Allí, en aquella obra de Pirandello, yo recordaba que los espectadores/actores confundían e intercambiaban sus voces y sus gestos sin seguir un aparente argumento – hablándose también ellos desde los palcos y desde las butacas, e incluso alargando su interpretación por el vestíbulo y continuando en el desempeño de sus papeles durante el entreacto – bajo la dirección, recuerdo, de un tal doctor Hinkfuss que corregía, limitaba y reordenaba las intervenciones de los asistentes pero igualmente modificaba los elementos de la luminotecnia, los coros ambientales y la decoración. ¿Qué relación tenían el arte y la vida? El doctor Hinkfuss – la voz de Pirandello – aseguraba que el arte era el reino de la creación realizada, mientras que la vida se mostraba en una formación continuamente mudable. Ahora yo estaba allí, a altas horas de la noche, en el patio de butacas del ocupado teatro Odeón de París en el que desembocaban muchas vidas de las gentes, de los barrios, de las familias parisinas de la orilla izquierda y derecha, cada una transportando su protesta y enarbolando también su pretendida solución, vestidos de ellos mismos, con sus ropas de casa o de trabajo, y apareciendo a la vez como personajes inesperados (casi pirandellianos) y como actores que, sin querer, desarrollaban una insólita función. Aquello era parte del teatro de la “revuelta” y parte también de una erupción social que quería sabotear de inmediato todo lo “cultural”. Era un espectáculo que iba precisamente en contra de la industria del espectáculo y a favor de la creación colectiva y de la directa acción revolucionaria. La formación continuamente mudable de las vidas de las gentes, como aseguraba el doctor Hinkfuss, estaba allí representada y en el escenario, junto a una larga mesa desnuda que podía ocupar cualquiera en cualquier momento, se levantaban dos banderas, una roja y otra negra, y un enorme estandarte en que se leía : “Estudiantes-Obreros, el Odeón está abierto”. Y aún más: aquella singular representación había desplazado y arrojado a los despachos interiores al verdadero director del teatro, Jean- Louis Barrault, y ese gran actor, mimo y director francés, tras haber intentado negociar en vano con los ocupantes, no podía ya hacer otra cosa que salvar de posibles pillajes los archivos más capitales y los objetos de gran valor.”

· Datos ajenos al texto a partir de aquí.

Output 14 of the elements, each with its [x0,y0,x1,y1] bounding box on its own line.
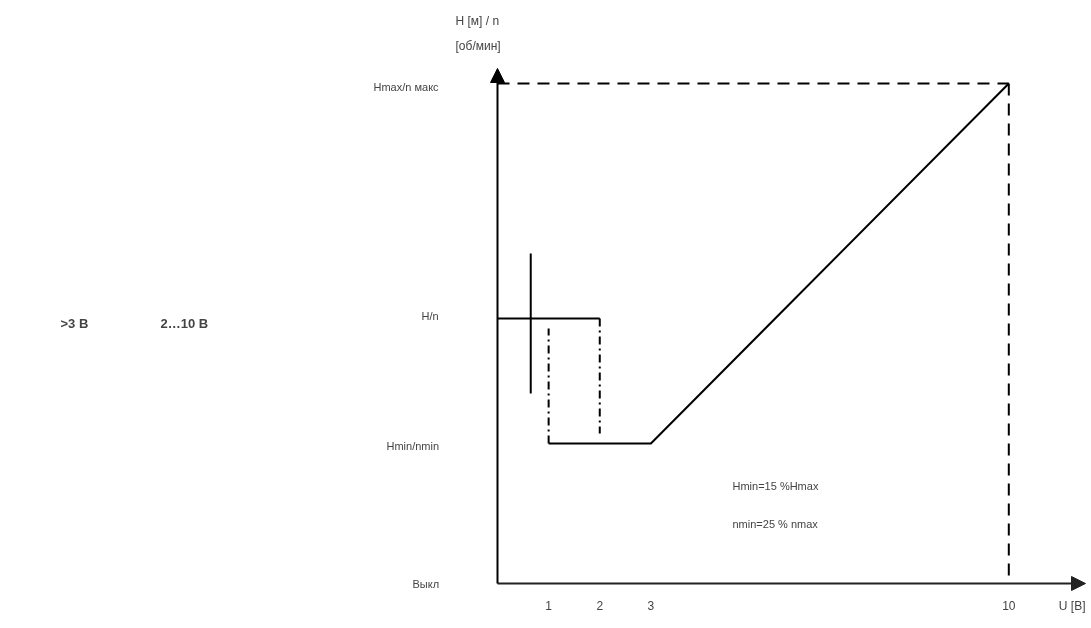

(Imágenes -1-portada del libro sobre mayo del 68/ 2- Pirandello escribiendo)

EL DETALLE EN EL ARTÍCULO

 

“Al escribir en la prensa o en Internet siempre los temas están ahí, en la vida, en las pequeñas cosas de la vida cotidiana, en las grandes cuestiones eternas con las que se enfrenta al ser humano (vistas generalmente, sin embargo, desde un ángulo significativo, desde un detalle preciso, como una pequeña puerta que se abre a la amplia consideración del artículo).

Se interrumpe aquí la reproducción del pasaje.